We have been very fortunate to have friends who have loved us and helped us along the way.  I have really been cancerous to my marriage in the past.  Now that we are moving on through the stages of life, we have friends who are walking some of the same roads with the same pot-holes we walked before.  Some of these friends turn to Jessica and I for advice.  Talk about scary!!  You want marriage advice from us??!!!  Have we met?!!!

Porn was a pretty major part of my life and, in a lot of ways, is still a major part of my life.  Though I have separated myself from the poison, we are still dealing with the effects of it in my life, as well as some of the more subtle things that drove my passion for it.

A young wife, who had just had a baby, sent us a letter last summer.  Her husband has been taking steps to separate himself from this destructive habit.  He asked her to check his phone, knowing that she would discover that he had been watching Porn.  She lost it.  She absolutely blew up.  A few days later she sent a letter to Jessica and I and we sent emails, Facebook messages, and texts with the two of them for a couple weeks.

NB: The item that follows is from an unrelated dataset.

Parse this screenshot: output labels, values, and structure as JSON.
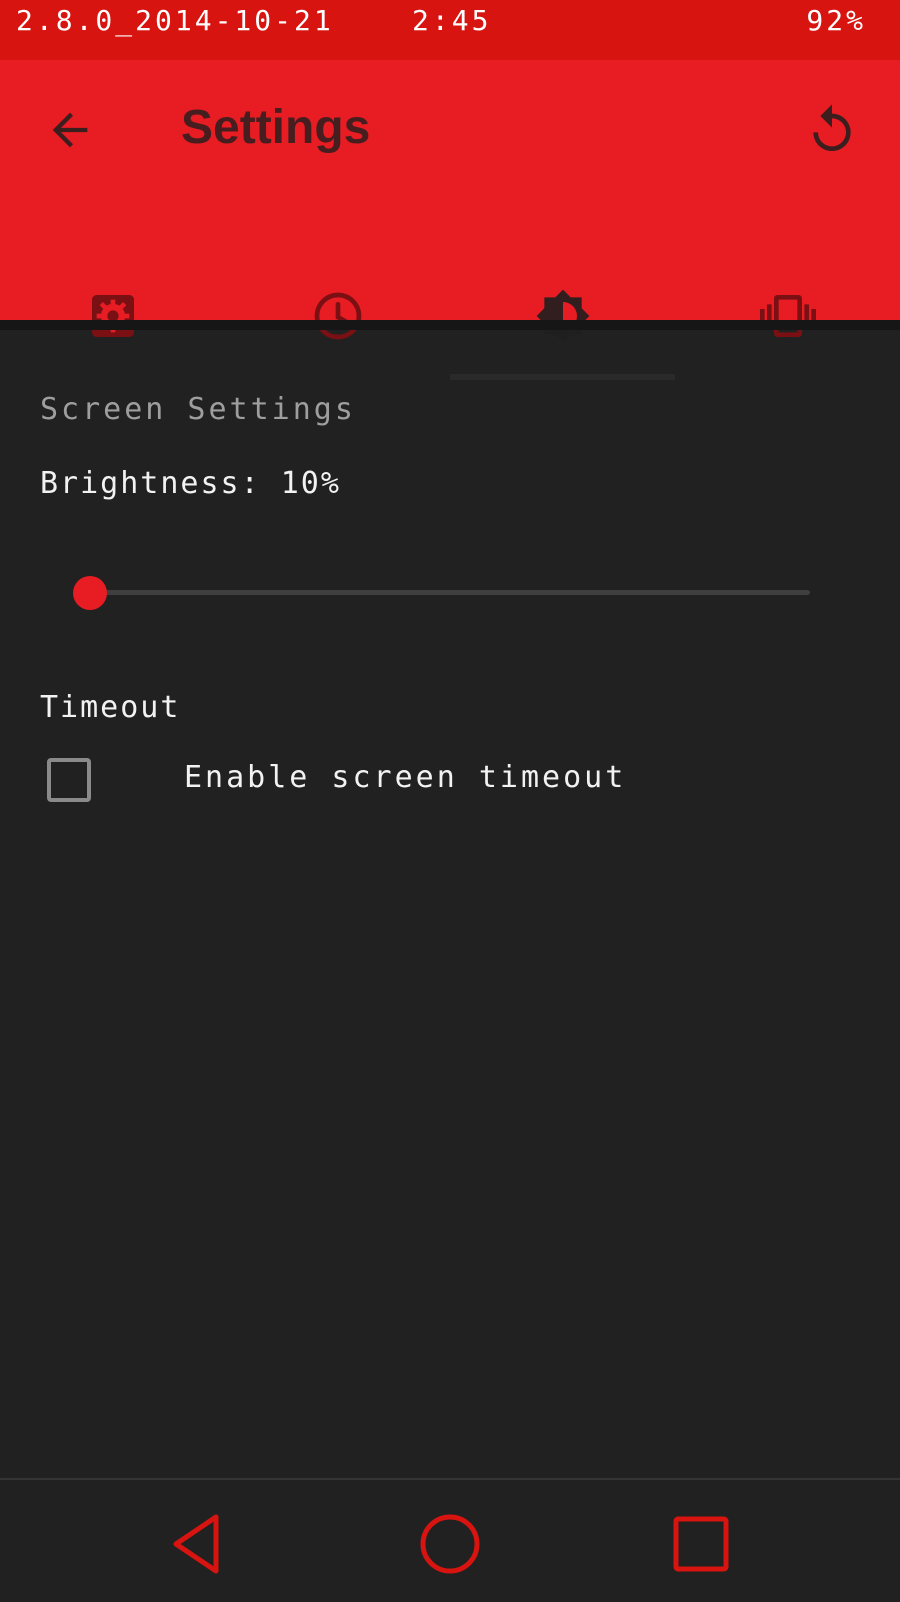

I had many talks with “Jack” and still communicate with him when I can.

What follows is a letter that Jessica sent to “Jill.”  We got permission from Jack and Jill to let us post this on here after changing the names.

We do not blame Jill, or any other Jills out there, for her husbands interaction with Porn.  That is in no way, shape, or form, her fault.  That is Jacks… and Jack MUST deal with it.  BUT… Jill’s ownership of her reactions to Jack can really set the tone for how they move through some of this stuff… or at least it did for us.  I owe whatever victory I have had in the arena of Sexual purity to Jesus and to my wife as He demonstrated His love and His healing nature through her.

I am so very proud of my wife.

Anyway…

We post this email, just 1 in a long set of messages, to hopefully encourage any other “Jills” out there who are dealing with a weak/wounded/lost “Jack”:

 

I’m sorry it took me a couple of days to respond. I was going to respond last night but my internet connection wouldn’t load anything and then we had to go to bed.

First off, let me assure you, Jill, that this is not your fault and that Jack’s temptation toward or fall into porn is NOT about you, nor is it a reflection of you. I know that is hard for you to believe, and you know that I know all-to-well the insecurities that come with a post-baby body and that I know the lies that will flood your mind and heart that your imperfections are what drives Jack away. Let me tell you that is one of the ways in which Satan will defeat you and drive a wedge between the two of you. And that is all it is…pure lies.  Strangely enough, God has wired our husbands to be intensely attracted to us and desiring of us even with all the changes our bodies go through. When Jack tells you that you’re beautiful or sexy, BELIEVE HIM!

That being said, all that Michael said is true, the more you approach him, the more free and willing you are with him, not only the more connection and intimacy you will have, but it helps him so much to fight the temptation to look at porn. It is much easier to click a few links on a computer than it is to think about approaching a wife who isn’t enthusiastic or is so tired or busy with household chores and children that she might reject or not notice his advances. I don’t know where you are on this. This is simply my experience and my knowledge based on discussions Michael and I have had.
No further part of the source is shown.